Super Simple & Refreshing Mint Kombucha Recipe – Tastes like a Mojito!
This recipe is my latest find in the world of kombucha brewing. Adding fresh mint has turned my homemade kombucha into a deliciously refreshing, mojito-tasting treat!
A very simple recipe, perfect for beginners.
If you’re new to making kombucha, check out this post that explains the process in further detail. I would also recommend downloading a copy of my Free Kombucha Ebook below! The book contains all the information you need to start making your own kombucha right away and have success.
Why you will love this mint kombucha recipe
- Super simple to make
- Get creative and combine different flavors together with mint for a cool mint twist
- Use fresh mint – mint is so easy to grow both indoors & outdoors, so you can grow it yourself!
- Fermented foods are great for your gut & health
Equipment
- fermentation bottles (such as flip-top bottles)
- funnel (optional but very helpful)
Ingredients
- fresh mint leaves (homegrown or organic mint)
- kombucha that has gone through first fermentation
- fruit of choice – I loved combining apples, ginger & mint
Instructions
- Cut up your fruit into smaller pieces
that are small enough to fit through the top of your fermentation bottles - Pull leaves off the mint stalk & rinse
- Place a few pieces of fruit into each bottle, followed by a leaf or two of mint
- Using your funnel, fill each bottle with kombucha that has completed the first fermentation
- Store out of direct sunlight for 2-4 days, until your kombucha completed the second fermentation
Mint Kombucha Tips for Success
- Fill your bottles as close to the top as possible.
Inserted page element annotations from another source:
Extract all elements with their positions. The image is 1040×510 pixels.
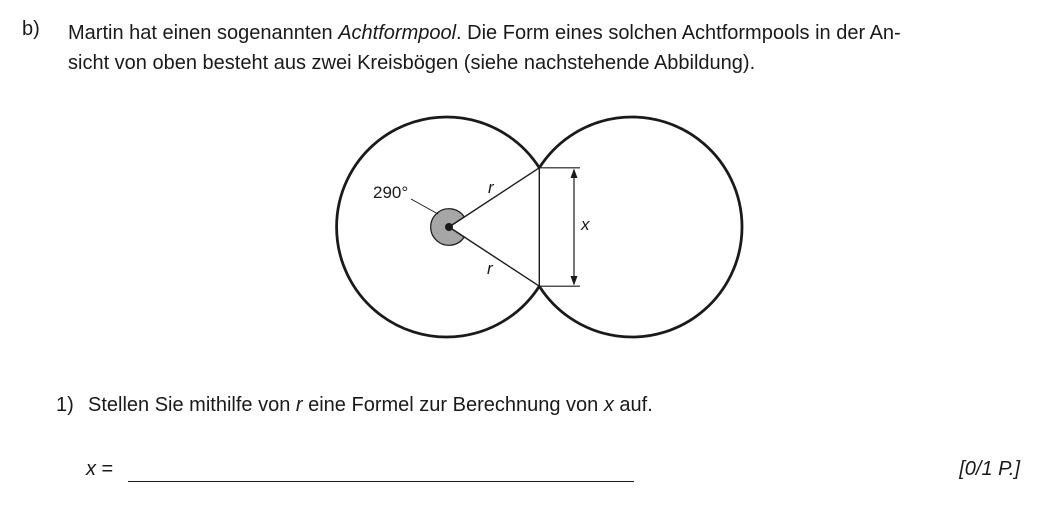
right-circle-arc	[539, 117, 742, 337]
angle-leader	[411, 199, 438, 214]
question-label: 1)	[56, 394, 74, 416]
radius-bottom	[449, 227, 539, 286]
radius-top	[449, 168, 539, 227]
center-point	[445, 223, 453, 231]
radius-label-bottom: r	[487, 259, 493, 278]
intro-line-1: Martin hat einen sogenannten Achtformpool. Die Form eines solchen Achtformpools in der An-	[68, 22, 901, 44]
term-achtformpool: Achtformpool	[338, 22, 457, 44]
intro-line-2: sicht von oben besteht aus zwei Kreisbögen (siehe nachstehende Abbildung).	[68, 52, 756, 74]
var-x: x	[603, 394, 614, 416]
angle-label: 290°	[373, 183, 409, 202]
answer-blank-line[interactable]	[128, 481, 634, 482]
dimension-arrow-top	[571, 169, 578, 179]
answer-var-x: x	[86, 458, 96, 480]
chord-label: x	[581, 215, 590, 234]
question-text: Stellen Sie mithilfe von r eine Formel zur Berechnung von x auf.	[88, 394, 653, 416]
radius-label-top: r	[488, 178, 494, 197]
var-r: r	[295, 394, 303, 416]
dimension-arrow-bottom	[571, 276, 578, 286]
points-label: [0/1 P.]	[959, 458, 1020, 480]
part-label: b)	[22, 18, 40, 40]
answer-lhs: x =	[86, 458, 114, 480]
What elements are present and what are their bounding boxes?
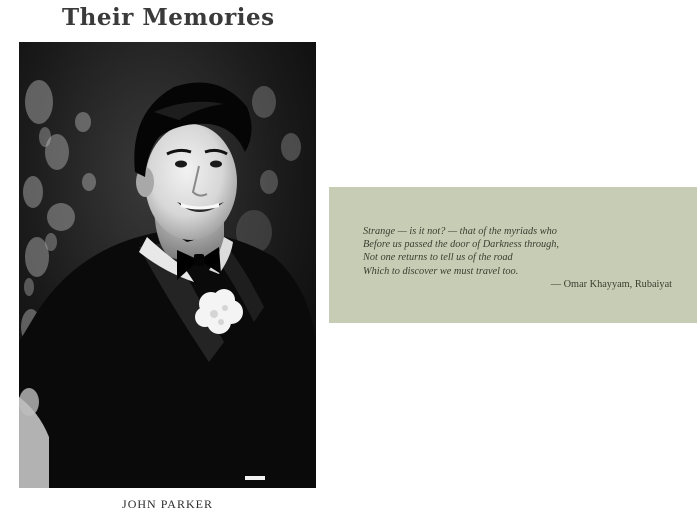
quote-attribution: — Omar Khayyam, Rubaiyat xyxy=(550,278,672,290)
quote-line: Not one returns to tell us of the road xyxy=(363,252,513,264)
quote-line: Which to discover we must travel too. xyxy=(363,265,519,277)
portrait-caption: JOHN PARKER xyxy=(122,497,213,511)
portrait-photo xyxy=(19,42,316,488)
page-heading: Their Memories xyxy=(62,4,275,31)
quote-line: Strange — is it not? — that of the myriads who xyxy=(363,226,557,237)
portrait-image xyxy=(19,42,316,488)
quote-body xyxy=(363,225,673,291)
quote-line: Before us passed the door of Darkness through, xyxy=(363,239,560,251)
quote-card xyxy=(329,187,697,323)
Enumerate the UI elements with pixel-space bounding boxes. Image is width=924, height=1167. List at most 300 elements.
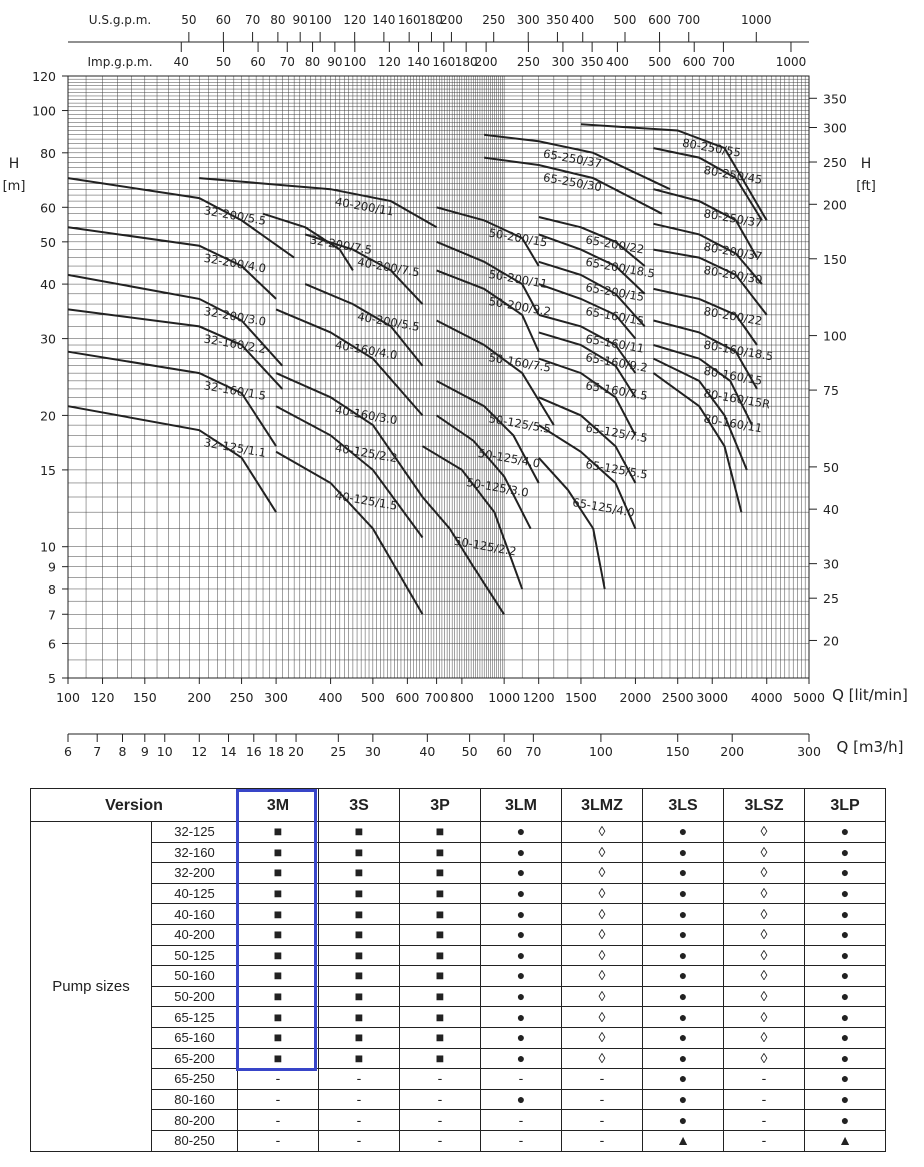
pump-curve: [423, 497, 505, 614]
availability-mark: ●: [481, 924, 562, 945]
curve-label: 80-200/37: [702, 239, 764, 264]
curve-label: 40-200/5.5: [356, 309, 421, 334]
usgpm-tick-label: 350: [545, 13, 569, 27]
y-tick-label: 5: [48, 671, 56, 686]
ft-tick-label: 40: [823, 502, 839, 518]
x-tick-label: 800: [449, 690, 474, 705]
m3h-tick-label: 200: [720, 744, 745, 759]
y-tick-label: 40: [40, 277, 56, 293]
x-tick-label: 600: [395, 690, 420, 705]
availability-mark: ●: [805, 904, 886, 925]
table-row: [31, 1089, 886, 1110]
y-tick-label: 7: [48, 607, 56, 623]
availability-mark: ●: [643, 1027, 724, 1048]
availability-mark: ■: [238, 1007, 319, 1028]
y-tick-label: 100: [32, 103, 56, 119]
ft-tick-label: 25: [823, 591, 839, 607]
curve-label: 80-250/37: [702, 206, 764, 231]
column-header-3m: 3M: [238, 789, 319, 822]
version-header: Version: [31, 789, 238, 822]
pump-size-cell: 80-250: [152, 1130, 238, 1151]
availability-mark: -: [724, 1110, 805, 1131]
y-tick-label: 6: [48, 636, 56, 652]
availability-mark: ■: [400, 945, 481, 966]
right-axis-unit: [ft]: [856, 179, 876, 194]
x-tick-label: 3000: [696, 690, 729, 705]
m3h-tick-label: 30: [364, 744, 381, 759]
x-tick-label: 1000: [488, 690, 521, 705]
availability-mark: ◊: [562, 904, 643, 925]
availability-mark: -: [400, 1069, 481, 1090]
availability-mark: ■: [238, 966, 319, 987]
ft-tick-label: 250: [823, 155, 847, 171]
pump-size-cell: 50-160: [152, 966, 238, 987]
pump-size-cell: 80-160: [152, 1089, 238, 1110]
usgpm-tick-label: 60: [215, 13, 232, 27]
availability-mark: ●: [481, 883, 562, 904]
impgpm-tick-label: 90: [327, 55, 343, 69]
m3h-tick-label: 150: [665, 744, 690, 759]
curve-label: 50-125/3.0: [465, 475, 530, 500]
availability-mark: ◊: [724, 904, 805, 925]
usgpm-tick-label: 600: [648, 13, 671, 27]
pump-size-cell: 32-125: [152, 822, 238, 843]
availability-mark: -: [319, 1069, 400, 1090]
curve-label: 65-125/4.0: [571, 495, 636, 520]
availability-mark: ◊: [724, 883, 805, 904]
availability-mark: ●: [643, 1069, 724, 1090]
availability-mark: ●: [643, 822, 724, 843]
column-header-3s: 3S: [319, 789, 400, 822]
x-tick-label: 1200: [522, 690, 555, 705]
column-header-3lm: 3LM: [481, 789, 562, 822]
availability-mark: ◊: [724, 863, 805, 884]
usgpm-tick-label: 140: [372, 13, 396, 27]
column-header-3lmz: 3LMZ: [562, 789, 643, 822]
impgpm-tick-label: 140: [407, 55, 431, 69]
ft-tick-label: 200: [823, 197, 847, 213]
x-tick-label: 4000: [750, 690, 783, 705]
availability-mark: ■: [319, 883, 400, 904]
availability-mark: ◊: [724, 986, 805, 1007]
table-row: [31, 822, 886, 843]
m3h-tick-label: 8: [118, 744, 127, 759]
availability-mark: -: [724, 1130, 805, 1151]
availability-mark: ■: [400, 842, 481, 863]
availability-mark: -: [481, 1130, 562, 1151]
availability-mark: ■: [238, 986, 319, 1007]
availability-mark: ●: [805, 1027, 886, 1048]
availability-mark: ●: [805, 966, 886, 987]
m3h-tick-label: 6: [64, 744, 72, 759]
y-tick-label: 15: [40, 462, 56, 478]
usgpm-tick-label: 160: [397, 13, 421, 27]
availability-mark: ■: [319, 904, 400, 925]
y-tick-label: 10: [40, 539, 56, 555]
availability-mark: -: [238, 1089, 319, 1110]
x-tick-label: 150: [132, 690, 157, 705]
curve-label: 80-200/22: [702, 304, 764, 329]
usgpm-tick-label: 70: [244, 13, 261, 27]
curve-label: 32-200/4.0: [202, 250, 268, 276]
pump-size-cell: 80-200: [152, 1110, 238, 1131]
availability-mark: -: [400, 1110, 481, 1131]
y-tick-label: 20: [40, 408, 56, 424]
table-row: [31, 1069, 886, 1090]
availability-mark: ●: [805, 863, 886, 884]
y-tick-label: 50: [40, 234, 56, 250]
impgpm-tick-label: 50: [215, 55, 232, 69]
curve-label: 50-200/9.2: [487, 294, 553, 319]
curve-label: 80-250/55: [681, 135, 742, 160]
ft-tick-label: 300: [823, 120, 847, 136]
availability-mark: ■: [400, 986, 481, 1007]
curve-label: 50-200/15: [487, 225, 549, 250]
table-row: [31, 1130, 886, 1151]
ft-tick-label: 150: [823, 251, 847, 267]
pump-size-cell: 50-200: [152, 986, 238, 1007]
curve-label: 65-250/30: [542, 170, 603, 195]
availability-mark: ◊: [724, 1027, 805, 1048]
y-tick-label: 8: [48, 581, 56, 597]
availability-mark: ■: [319, 1048, 400, 1069]
m3h-tick-label: 60: [496, 744, 513, 759]
availability-mark: ■: [400, 924, 481, 945]
availability-mark: ●: [643, 842, 724, 863]
x-tick-label: 700: [424, 690, 449, 705]
availability-mark: ■: [238, 1027, 319, 1048]
availability-mark: ◊: [724, 842, 805, 863]
availability-mark: ●: [481, 966, 562, 987]
availability-mark: ●: [643, 1110, 724, 1131]
availability-mark: ●: [805, 945, 886, 966]
pump-curve: [68, 406, 276, 512]
m3h-tick-label: 25: [330, 744, 347, 759]
y-tick-label: 30: [40, 331, 56, 347]
m3h-tick-label: 300: [797, 744, 821, 759]
availability-mark: ●: [643, 883, 724, 904]
column-header-3lsz: 3LSZ: [724, 789, 805, 822]
curve-label: 80-160/11: [702, 411, 764, 436]
curve-label: 65-250/37: [542, 146, 603, 171]
y-axis-unit: [m]: [2, 179, 26, 194]
m3h-tick-label: 40: [419, 744, 436, 759]
availability-mark: ●: [481, 1027, 562, 1048]
availability-mark: ●: [481, 904, 562, 925]
y-axis-label: H: [8, 156, 20, 172]
table-row: [31, 904, 886, 925]
m3h-tick-label: 70: [525, 744, 542, 759]
x-tick-label: 200: [187, 690, 212, 705]
right-axis-label: H: [860, 156, 872, 172]
y-tick-label: 80: [40, 145, 56, 161]
x-tick-label: 2500: [661, 690, 694, 705]
ft-tick-label: 100: [823, 328, 847, 344]
x-tick-label: 1500: [565, 690, 597, 705]
availability-mark: ◊: [724, 924, 805, 945]
m3h-tick-label: 50: [461, 744, 478, 759]
x-tick-label: 2000: [619, 690, 652, 705]
pump-size-cell: 40-125: [152, 883, 238, 904]
availability-mark: ●: [805, 1048, 886, 1069]
availability-mark: ■: [238, 904, 319, 925]
curve-label: 80-160/15R: [702, 386, 772, 412]
availability-mark: ■: [238, 822, 319, 843]
pump-size-cell: 32-160: [152, 842, 238, 863]
curve-label: 40-160/4.0: [334, 337, 399, 363]
availability-mark: ■: [319, 842, 400, 863]
availability-mark: ◊: [562, 822, 643, 843]
ft-tick-label: 50: [823, 459, 839, 475]
availability-mark: ▲: [805, 1130, 886, 1151]
curve-label: 32-160/2.2: [202, 331, 268, 357]
availability-mark: -: [481, 1069, 562, 1090]
availability-mark: -: [481, 1110, 562, 1131]
availability-mark: ◊: [562, 924, 643, 945]
availability-mark: ●: [805, 986, 886, 1007]
curve-label: 65-160/9.2: [584, 350, 649, 375]
availability-mark: ◊: [562, 1007, 643, 1028]
x-tick-label: 5000: [793, 690, 825, 705]
availability-mark: ●: [481, 1007, 562, 1028]
curve-label: 65-125/5.5: [584, 457, 649, 482]
m3h-tick-label: 18: [268, 744, 285, 759]
availability-mark: ■: [238, 842, 319, 863]
table-row: [31, 842, 886, 863]
ft-tick-label: 350: [823, 91, 847, 107]
usgpm-tick-label: 300: [516, 13, 540, 27]
usgpm-tick-label: 250: [482, 13, 506, 27]
curve-label: 32-200/5.5: [202, 203, 268, 228]
availability-mark: ◊: [724, 1048, 805, 1069]
availability-mark: ●: [481, 1089, 562, 1110]
impgpm-tick-label: 120: [377, 55, 401, 69]
availability-mark: ◊: [562, 883, 643, 904]
impgpm-tick-label: 70: [279, 55, 295, 69]
pump-size-cell: 40-160: [152, 904, 238, 925]
usgpm-tick-label: 200: [439, 13, 463, 27]
availability-mark: ●: [643, 945, 724, 966]
availability-mark: -: [238, 1069, 319, 1090]
curve-label: 32-200/7.5: [308, 232, 374, 258]
availability-mark: ●: [805, 883, 886, 904]
availability-mark: ■: [319, 945, 400, 966]
usgpm-tick-label: 180: [420, 13, 443, 27]
availability-mark: ▲: [643, 1130, 724, 1151]
y-tick-label: 120: [32, 69, 56, 84]
curve-label: 50-160/7.5: [487, 350, 553, 375]
availability-mark: ◊: [562, 863, 643, 884]
usgpm-tick-label: 400: [571, 13, 595, 27]
pump-size-cell: 32-200: [152, 863, 238, 884]
availability-mark: ●: [643, 1048, 724, 1069]
availability-mark: ●: [643, 863, 724, 884]
curve-label: 40-200/7.5: [356, 254, 421, 280]
availability-mark: ■: [400, 1048, 481, 1069]
impgpm-tick-label: 200: [474, 55, 498, 69]
y-tick-label: 60: [40, 200, 56, 216]
availability-mark: -: [724, 1069, 805, 1090]
curve-label: 40-125/1.5: [334, 488, 399, 513]
curve-label: 65-160/7.5: [584, 378, 649, 404]
impgpm-tick-label: 1000: [775, 55, 807, 69]
availability-mark: ●: [805, 1007, 886, 1028]
usgpm-axis-label: U.S.g.p.m.: [88, 13, 152, 27]
availability-mark: ◊: [562, 966, 643, 987]
m3h-tick-label: 7: [93, 744, 102, 759]
availability-mark: ●: [805, 924, 886, 945]
impgpm-tick-label: 350: [580, 55, 604, 69]
column-header-3lp: 3LP: [805, 789, 886, 822]
availability-mark: ◊: [724, 966, 805, 987]
availability-mark: ●: [805, 822, 886, 843]
availability-mark: ■: [400, 883, 481, 904]
availability-mark: ●: [481, 1048, 562, 1069]
availability-mark: ■: [400, 1007, 481, 1028]
impgpm-tick-label: 250: [516, 55, 540, 69]
m3h-axis-label: Q [m3/h]: [836, 738, 904, 756]
curve-label: 40-125/2.2: [334, 440, 399, 466]
impgpm-axis-label: Imp.g.p.m.: [87, 55, 153, 69]
x-axis-label: Q [lit/min]: [832, 686, 908, 704]
impgpm-tick-label: 700: [711, 55, 735, 69]
m3h-tick-label: 100: [588, 744, 613, 759]
m3h-tick-label: 10: [156, 744, 173, 759]
pump-size-cell: 65-250: [152, 1069, 238, 1090]
curve-label: 65-160/11: [584, 331, 646, 356]
impgpm-tick-label: 600: [682, 55, 706, 69]
availability-mark: -: [400, 1130, 481, 1151]
m3h-tick-label: 16: [245, 744, 262, 759]
availability-mark: ■: [319, 822, 400, 843]
availability-mark: ●: [805, 1110, 886, 1131]
curve-label: 40-160/3.0: [334, 402, 399, 428]
usgpm-tick-label: 500: [613, 13, 637, 27]
availability-mark: ◊: [562, 945, 643, 966]
availability-mark: ●: [481, 842, 562, 863]
curve-label: 50-125/4.0: [476, 445, 542, 471]
availability-mark: -: [562, 1130, 643, 1151]
availability-mark: ◊: [724, 1007, 805, 1028]
pump-curve: [437, 321, 554, 426]
table-row: [31, 1048, 886, 1069]
usgpm-tick-label: 50: [181, 13, 197, 27]
impgpm-tick-label: 500: [648, 55, 672, 69]
availability-mark: ■: [319, 1027, 400, 1048]
availability-mark: ●: [805, 842, 886, 863]
availability-mark: ●: [643, 966, 724, 987]
usgpm-tick-label: 1000: [741, 13, 772, 27]
availability-mark: -: [238, 1110, 319, 1131]
availability-mark: ●: [481, 986, 562, 1007]
curve-label: 32-125/1.1: [202, 435, 268, 461]
availability-mark: ■: [400, 904, 481, 925]
usgpm-tick-label: 120: [343, 13, 367, 27]
pump-curve: [423, 446, 523, 589]
availability-mark: ■: [319, 966, 400, 987]
table-row: [31, 986, 886, 1007]
curve-label: 80-160/18.5: [702, 337, 775, 364]
availability-mark: -: [724, 1089, 805, 1110]
impgpm-tick-label: 400: [605, 55, 629, 69]
x-tick-label: 100: [56, 690, 80, 705]
table-row: [31, 863, 886, 884]
x-tick-label: 250: [229, 690, 254, 705]
m3h-tick-label: 12: [191, 744, 208, 759]
pump-sizes-label: Pump sizes: [31, 822, 152, 1152]
availability-mark: -: [400, 1089, 481, 1110]
pump-size-cell: 65-125: [152, 1007, 238, 1028]
curve-label: 65-200/18.5: [584, 254, 657, 281]
availability-mark: ●: [805, 1069, 886, 1090]
impgpm-tick-label: 40: [173, 55, 189, 69]
table-row: [31, 924, 886, 945]
availability-mark: ◊: [562, 986, 643, 1007]
ft-tick-label: 75: [823, 383, 839, 399]
availability-mark: ●: [643, 904, 724, 925]
availability-mark: ■: [400, 863, 481, 884]
availability-mark: ■: [400, 1027, 481, 1048]
ft-tick-label: 30: [823, 556, 839, 572]
availability-mark: -: [562, 1069, 643, 1090]
version-table: [30, 788, 886, 1152]
availability-mark: -: [319, 1130, 400, 1151]
availability-mark: -: [319, 1110, 400, 1131]
availability-mark: ■: [319, 986, 400, 1007]
y-tick-label: 9: [48, 559, 56, 575]
table-row: [31, 966, 886, 987]
availability-mark: ◊: [724, 822, 805, 843]
impgpm-tick-label: 180: [454, 55, 478, 69]
table-row: [31, 1007, 886, 1028]
availability-mark: ◊: [562, 1048, 643, 1069]
m3h-tick-label: 14: [220, 744, 237, 759]
availability-mark: ●: [643, 1089, 724, 1110]
usgpm-tick-label: 100: [308, 13, 332, 27]
pump-size-cell: 65-160: [152, 1027, 238, 1048]
pump-curve: [539, 458, 605, 589]
table-header-row: [31, 789, 886, 822]
curve-label: 80-250/45: [702, 162, 764, 187]
usgpm-tick-label: 700: [677, 13, 701, 27]
table-row: [31, 883, 886, 904]
availability-mark: ■: [238, 1048, 319, 1069]
curve-label: 32-160/1.5: [202, 378, 268, 404]
pump-curve: [276, 452, 422, 615]
availability-mark: ◊: [562, 1027, 643, 1048]
curve-label: 50-125/2.2: [453, 533, 518, 559]
x-tick-label: 120: [90, 690, 115, 705]
curve-label: 50-200/11: [487, 266, 549, 292]
availability-mark: ■: [400, 822, 481, 843]
curve-label: 80-160/15: [702, 363, 764, 388]
availability-mark: ●: [481, 863, 562, 884]
availability-mark: ■: [238, 883, 319, 904]
curve-label: 65-200/15: [584, 280, 646, 305]
column-header-3ls: 3LS: [643, 789, 724, 822]
m3h-tick-label: 20: [288, 744, 305, 759]
impgpm-tick-label: 60: [250, 55, 266, 69]
pump-curve: [581, 124, 767, 220]
m3h-tick-label: 9: [140, 744, 149, 759]
curve-label: 40-200/11: [334, 194, 395, 219]
pump-size-cell: 40-200: [152, 924, 238, 945]
curve-label: 65-125/7.5: [584, 420, 649, 446]
availability-mark: ●: [805, 1089, 886, 1110]
impgpm-tick-label: 80: [304, 55, 321, 69]
curve-label: 50-125/5.5: [487, 411, 553, 437]
availability-mark: ●: [643, 924, 724, 945]
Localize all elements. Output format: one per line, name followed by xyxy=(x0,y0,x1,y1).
This will help create more carbonation
- If using flip-top bottles, burb them regularly to avoid explosions
- IF using ginger, leave the skin on – this provides more bacteria & speeds up the fermentation
Mint Kombucha FAQs
What is first and second fermentation?
If you’re new to making kombucha, grab a copy of my free ebook all about it here. This will explain all of the terminology & process in detail.
In summary, the first fermentation is the initial fermentation that kombucha tea goes through. You combine black tea (or green tea, or any other type of tea) with the kombucha culture called SCOBY, 1 cup of starter tea, and sugar. After about a week, your tea will taste tart and be ready for secondary fermentation. This is the stage when you add fruit & other ingredients. This gives your kombucha different flavors and creates carbonation.
Should I store my kombucha in the fridge or at room temperature?
During the fermentation process, definitely store at room temperature (warmer temperatures help speed up the natural fermentation process. If you like a lot of carbonation, continue to keep your kombucha at room temperature until you’re ready to consume it. Once opened, drink right away or store in the fridge.
What is starter tea?
Once again, get a copy of my free ebook! That will explain everything.
Starter tea is a cup of your first fermentation kombucha that you keep for your next batch. It contains the beneficial bacteria that along with the SCOBY help get the fermentation process started in a new batch.